In Arunachal Pradesh, some Naga insurgent groups are active in TEL (Tirap, Changlang and Longding) districts in Upper Assam which are at the tri-junction of Assam, Arunachal Pradesh and Nagaland. But the violence level is not that high.
Manipur is worst affected basically because it has a mixture of three main ethnic groups as its habitants: Meteis in the valley, Kukis in the extended plains land towards south and Nagas in the hills. All of them have their own aspirations. All three are having around three dozen groups with a strength of about more than 2,000 personnel indulging in violence and extortion. Kuki groups, numbering roughly about two dozen, mostly indulge in extortion.
The good thing is that the government has SOO (Suspension of Operations) Agreement with 17 of these groups. Because of that the violence level is low from these groups. Meiteis have about six main groups namely UNLF, RPF, KYKL, KCP, PREPAK and PREPAK (Progressive). They keep on indulging in violence in the valley and extortion. Their violence had started in a big way in the beginning of the 80s by PLA when its founder N. Bisheshwar Singh went to China with some others for training and help.
In fact, the PLA had recently come to notice in Myanmar also for its help to the Army junta there, which had usurped power after a coup, in fighting those opposing the coup. The Nagas of course have NSCN (IM), NSCN (K) and some splinter groups operating both in Manipur and Nagaland.
Basically, Manipur and Nagaland have to be tackled now for which some steps are required. First, since most of these groups have bases in Myanmar across a long border of about 1,600 km between the two countries, its help is required. Unfortunately, the writ of the military government of Myanmar doesn’t run well in the areas bordering India, though that government hasn’t been hostile to India's security interests.
So much more diplomatic and economic activity is needed to persuade Myanmar to cooperate fully. Also, it will be a gateway for India to other countries beyond Myanmar in that region for economic development. A close watch has also to be kept on China which has been giving training, help and shelter to a few of these groups.
Secondly, using the Army to control insurgency in the Northeast has failed as a model. For decades it hasn’t been able to control insurgency, more so when Myanmar is not like Pakistan, aiding and abetting anti-India insurgent groups. The Army is not trained to deal with insurgency as its basic job is to fight the enemy. But by now it has also developed some interests there as it has permanent establishments in the region.
Also, they have been getting medals for operations there but the downside is that there have been cases of atrocities by them on the local population. The protection of AFSPA (Armed Forces Special Powers Act) helps them. The Army should be gradually withdrawn from there while simultaneously strengthening the local police to lead the operations as was done successfully in Tripura.
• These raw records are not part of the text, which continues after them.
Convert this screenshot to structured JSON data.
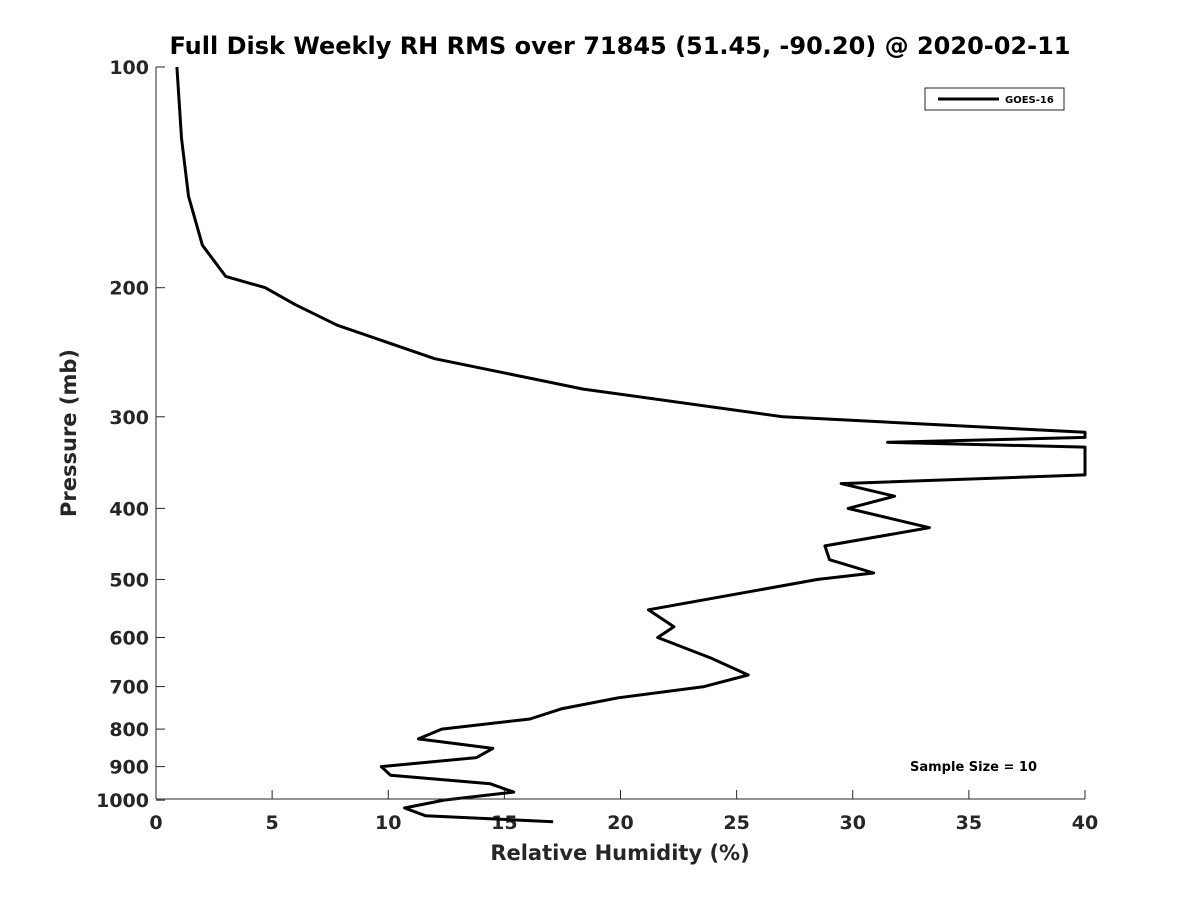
{
  "chart_data": {
    "type": "line",
    "title": "Full Disk Weekly RH RMS over 71845 (51.45, -90.20) @ 2020-02-11",
    "xlabel": "Relative Humidity (%)",
    "ylabel": "Pressure (mb)",
    "xlim": [
      0,
      40
    ],
    "ylim": [
      1000,
      100
    ],
    "y_scale": "log",
    "grid": false,
    "legend_position": "top-right",
    "x_ticks": [
      0,
      5,
      10,
      15,
      20,
      25,
      30,
      35,
      40
    ],
    "y_ticks": [
      100,
      200,
      300,
      400,
      500,
      600,
      700,
      800,
      900,
      1000
    ],
    "annotation": "Sample Size = 10",
    "series": [
      {
        "name": "GOES-16",
        "color": "#000000",
        "points": [
          [
            0.9,
            100
          ],
          [
            1.1,
            125
          ],
          [
            1.4,
            150
          ],
          [
            2.0,
            175
          ],
          [
            3.0,
            193
          ],
          [
            4.7,
            200
          ],
          [
            6.0,
            211
          ],
          [
            7.8,
            225
          ],
          [
            12.0,
            250
          ],
          [
            18.4,
            275
          ],
          [
            27.0,
            300
          ],
          [
            40.0,
            315
          ],
          [
            40.0,
            320
          ],
          [
            31.5,
            325
          ],
          [
            40.0,
            330
          ],
          [
            40.0,
            360
          ],
          [
            29.5,
            370
          ],
          [
            31.8,
            385
          ],
          [
            29.8,
            400
          ],
          [
            33.3,
            425
          ],
          [
            28.8,
            450
          ],
          [
            29.0,
            470
          ],
          [
            30.9,
            490
          ],
          [
            28.5,
            500
          ],
          [
            21.2,
            550
          ],
          [
            22.3,
            580
          ],
          [
            21.6,
            600
          ],
          [
            23.9,
            640
          ],
          [
            25.5,
            675
          ],
          [
            23.6,
            700
          ],
          [
            19.9,
            725
          ],
          [
            17.5,
            750
          ],
          [
            16.1,
            775
          ],
          [
            12.3,
            800
          ],
          [
            11.3,
            825
          ],
          [
            14.5,
            850
          ],
          [
            13.8,
            875
          ],
          [
            9.7,
            900
          ],
          [
            10.1,
            925
          ],
          [
            14.4,
            950
          ],
          [
            15.4,
            975
          ],
          [
            12.4,
            1000
          ],
          [
            10.7,
            1025
          ],
          [
            11.6,
            1050
          ],
          [
            17.1,
            1070
          ]
        ]
      }
    ]
  }
}
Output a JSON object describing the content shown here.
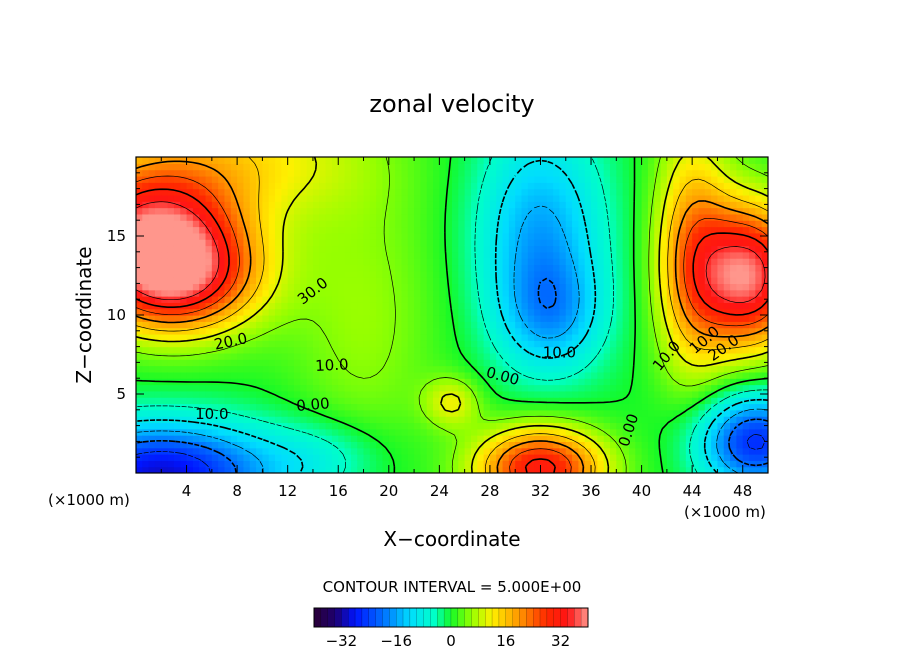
{
  "chart_data": {
    "type": "heatmap",
    "title": "zonal velocity",
    "xlabel": "X−coordinate",
    "ylabel": "Z−coordinate",
    "x_units": "(×1000 m)",
    "z_units": "(×1000 m)",
    "xlim": [
      0,
      50
    ],
    "ylim": [
      0,
      20
    ],
    "x_ticks": [
      "4",
      "8",
      "12",
      "16",
      "20",
      "24",
      "28",
      "32",
      "36",
      "40",
      "44",
      "48"
    ],
    "y_ticks": [
      "5",
      "10",
      "15"
    ],
    "contour_interval_label": "CONTOUR INTERVAL = 5.000E+00",
    "contour_labels": [
      "30.0",
      "20.0",
      "10.0",
      "0.00",
      "10.0",
      "0.00",
      "10.0",
      "0.00",
      "10.0",
      "20.0",
      "10.0"
    ],
    "colorbar": {
      "range": [
        -40,
        40
      ],
      "ticks": [
        "−32",
        "−16",
        "0",
        "16",
        "32"
      ],
      "tick_values": [
        -32,
        -16,
        0,
        16,
        32
      ]
    },
    "grid": false,
    "field_features": [
      {
        "kind": "max",
        "x": 3,
        "z": 12,
        "value": 36
      },
      {
        "kind": "max",
        "x": 1,
        "z": 15,
        "value": 32
      },
      {
        "kind": "max",
        "x": 48,
        "z": 12,
        "value": 36
      },
      {
        "kind": "max",
        "x": 32,
        "z": 1,
        "value": 32
      },
      {
        "kind": "min",
        "x": 2,
        "z": 1,
        "value": -28
      },
      {
        "kind": "min",
        "x": 48,
        "z": 2,
        "value": -24
      },
      {
        "kind": "min",
        "x": 32,
        "z": 16,
        "value": -14
      },
      {
        "kind": "min",
        "x": 33,
        "z": 10,
        "value": -12
      },
      {
        "kind": "max",
        "x": 25,
        "z": 4.5,
        "value": 8
      }
    ]
  }
}
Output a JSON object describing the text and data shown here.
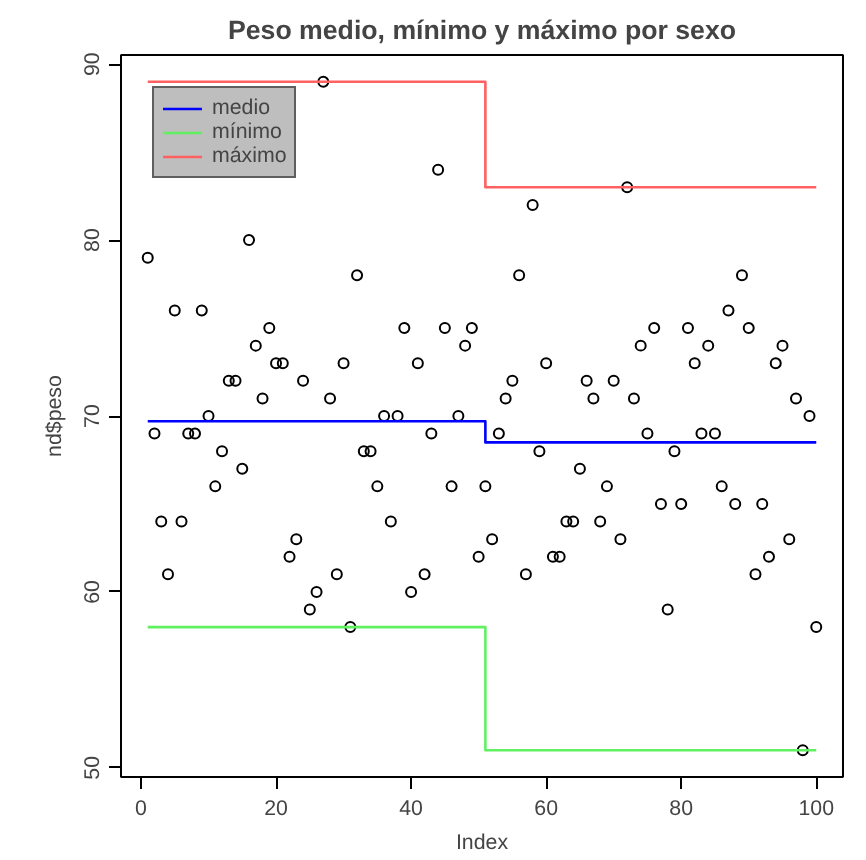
{
  "chart_data": {
    "type": "scatter",
    "title": "Peso medio, mínimo y máximo por sexo",
    "xlabel": "Index",
    "ylabel": "nd$peso",
    "xlim": [
      -2.96,
      103.96
    ],
    "ylim": [
      49.48,
      90.52
    ],
    "xticks": [
      0,
      20,
      40,
      60,
      80,
      100
    ],
    "yticks": [
      50,
      60,
      70,
      80,
      90
    ],
    "grid": false,
    "legend": "top left",
    "series": [
      {
        "marker": "circle",
        "color": "#000000",
        "x": [
          1,
          2,
          3,
          4,
          5,
          6,
          7,
          8,
          9,
          10,
          11,
          12,
          13,
          14,
          15,
          16,
          17,
          18,
          19,
          20,
          21,
          22,
          23,
          24,
          25,
          26,
          27,
          28,
          29,
          30,
          31,
          32,
          33,
          34,
          35,
          36,
          37,
          38,
          39,
          40,
          41,
          42,
          43,
          44,
          45,
          46,
          47,
          48,
          49,
          50,
          51,
          52,
          53,
          54,
          55,
          56,
          57,
          58,
          59,
          60,
          61,
          62,
          63,
          64,
          65,
          66,
          67,
          68,
          69,
          70,
          71,
          72,
          73,
          74,
          75,
          76,
          77,
          78,
          79,
          80,
          81,
          82,
          83,
          84,
          85,
          86,
          87,
          88,
          89,
          90,
          91,
          92,
          93,
          94,
          95,
          96,
          97,
          98,
          99,
          100
        ],
        "values": [
          79,
          69,
          64,
          61,
          76,
          64,
          69,
          69,
          76,
          70,
          66,
          68,
          72,
          72,
          67,
          80,
          74,
          71,
          75,
          73,
          73,
          62,
          63,
          72,
          59,
          60,
          89,
          71,
          61,
          73,
          58,
          78,
          68,
          68,
          66,
          70,
          64,
          70,
          75,
          60,
          73,
          61,
          69,
          84,
          75,
          66,
          70,
          74,
          75,
          62,
          66,
          63,
          69,
          71,
          72,
          78,
          61,
          82,
          68,
          73,
          62,
          62,
          64,
          64,
          67,
          72,
          71,
          64,
          66,
          72,
          63,
          83,
          71,
          74,
          69,
          75,
          65,
          59,
          68,
          65,
          75,
          73,
          69,
          74,
          69,
          66,
          76,
          65,
          78,
          75,
          61,
          65,
          62,
          73,
          74,
          63,
          71,
          51,
          70,
          58
        ]
      },
      {
        "type": "step",
        "name": "medio",
        "color": "#0000ff",
        "x": [
          1,
          51,
          100
        ],
        "values": [
          69.7,
          68.5,
          68.5
        ]
      },
      {
        "type": "step",
        "name": "mínimo",
        "color": "#60f060",
        "x": [
          1,
          51,
          100
        ],
        "values": [
          58,
          51,
          51
        ]
      },
      {
        "type": "step",
        "name": "máximo",
        "color": "#ff6060",
        "x": [
          1,
          51,
          100
        ],
        "values": [
          89,
          83,
          83
        ]
      }
    ]
  }
}
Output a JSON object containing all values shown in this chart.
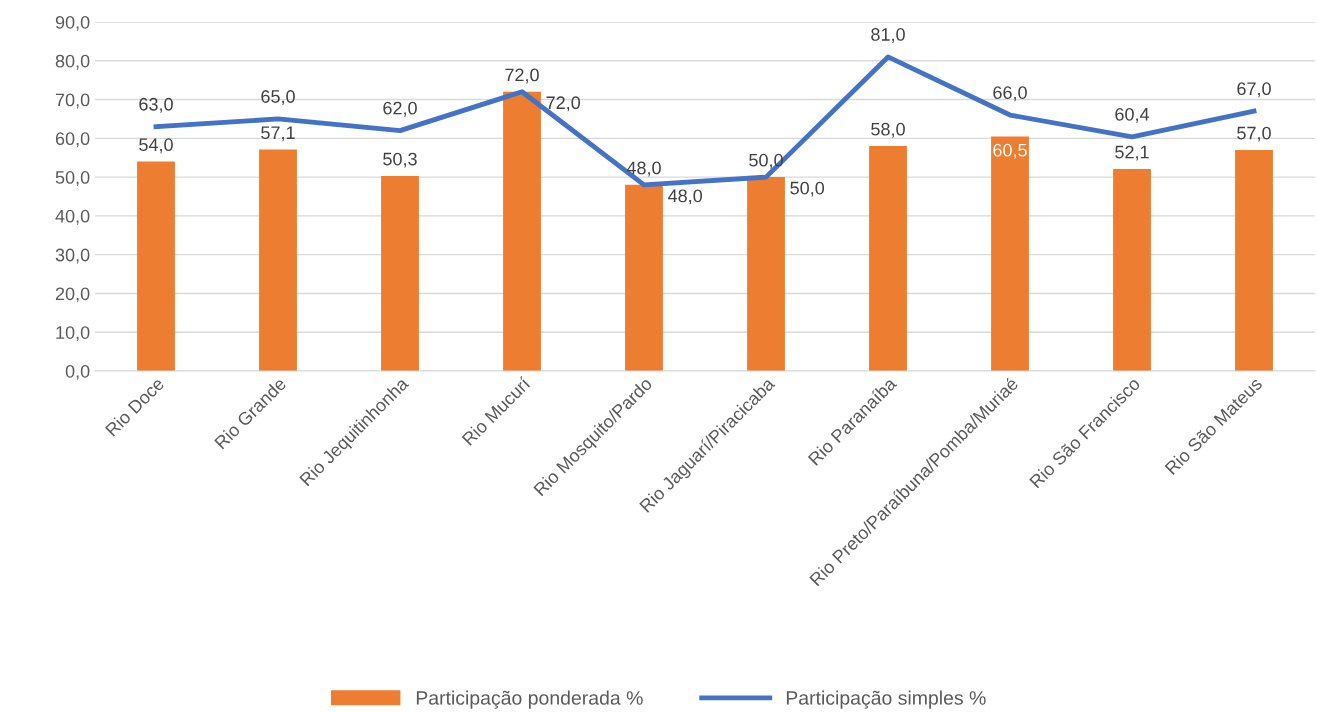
{
  "chart_data": {
    "type": "bar",
    "categories": [
      "Rio Doce",
      "Rio Grande",
      "Rio Jequitinhonha",
      "Rio Mucurí",
      "Rio Mosquito/Pardo",
      "Rio Jaguarí/Piracicaba",
      "Rio Paranaíba",
      "Rio Preto/Paraíbuna/Pomba/Muriaé",
      "Rio São Francisco",
      "Rio São Mateus"
    ],
    "series": [
      {
        "name": "Participação ponderada %",
        "type": "bar",
        "color": "#ed7d31",
        "values": [
          54.0,
          57.1,
          50.3,
          72.0,
          48.0,
          50.0,
          58.0,
          60.5,
          52.1,
          57.0
        ],
        "value_labels": [
          "54,0",
          "57,1",
          "50,3",
          "72,0",
          "48,0",
          "50,0",
          "58,0",
          "60,5",
          "52,1",
          "57,0"
        ]
      },
      {
        "name": "Participação simples %",
        "type": "line",
        "color": "#4472c4",
        "values": [
          63.0,
          65.0,
          62.0,
          72.0,
          48.0,
          50.0,
          81.0,
          66.0,
          60.4,
          67.0
        ],
        "value_labels": [
          "63,0",
          "65,0",
          "62,0",
          "72,0",
          "48,0",
          "50,0",
          "81,0",
          "66,0",
          "60,4",
          "67,0"
        ]
      }
    ],
    "ylim": [
      0,
      90
    ],
    "yticks": [
      {
        "value": 0,
        "label": "0,0"
      },
      {
        "value": 10,
        "label": "10,0"
      },
      {
        "value": 20,
        "label": "20,0"
      },
      {
        "value": 30,
        "label": "30,0"
      },
      {
        "value": 40,
        "label": "40,0"
      },
      {
        "value": 50,
        "label": "50,0"
      },
      {
        "value": 60,
        "label": "60,0"
      },
      {
        "value": 70,
        "label": "70,0"
      },
      {
        "value": 80,
        "label": "80,0"
      },
      {
        "value": 90,
        "label": "90,0"
      }
    ],
    "grid": "y",
    "legend": "bottom",
    "marker": "none",
    "line_style": "solid"
  }
}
Thirdly, the central government and the state government of Manipur should try to bring the Meitei groups to the negotiating table and sort out their grievances. Similarly, agreement with the Nagas should be concluded at the earliest. This will give respite not only to Manipur and Nagaland but to the entire region.
Simultaneously, fast economic development and opening of trade and communications links with Myanmar and countries beyond will give a boost to peace in the region, apart from bringing economic prosperity.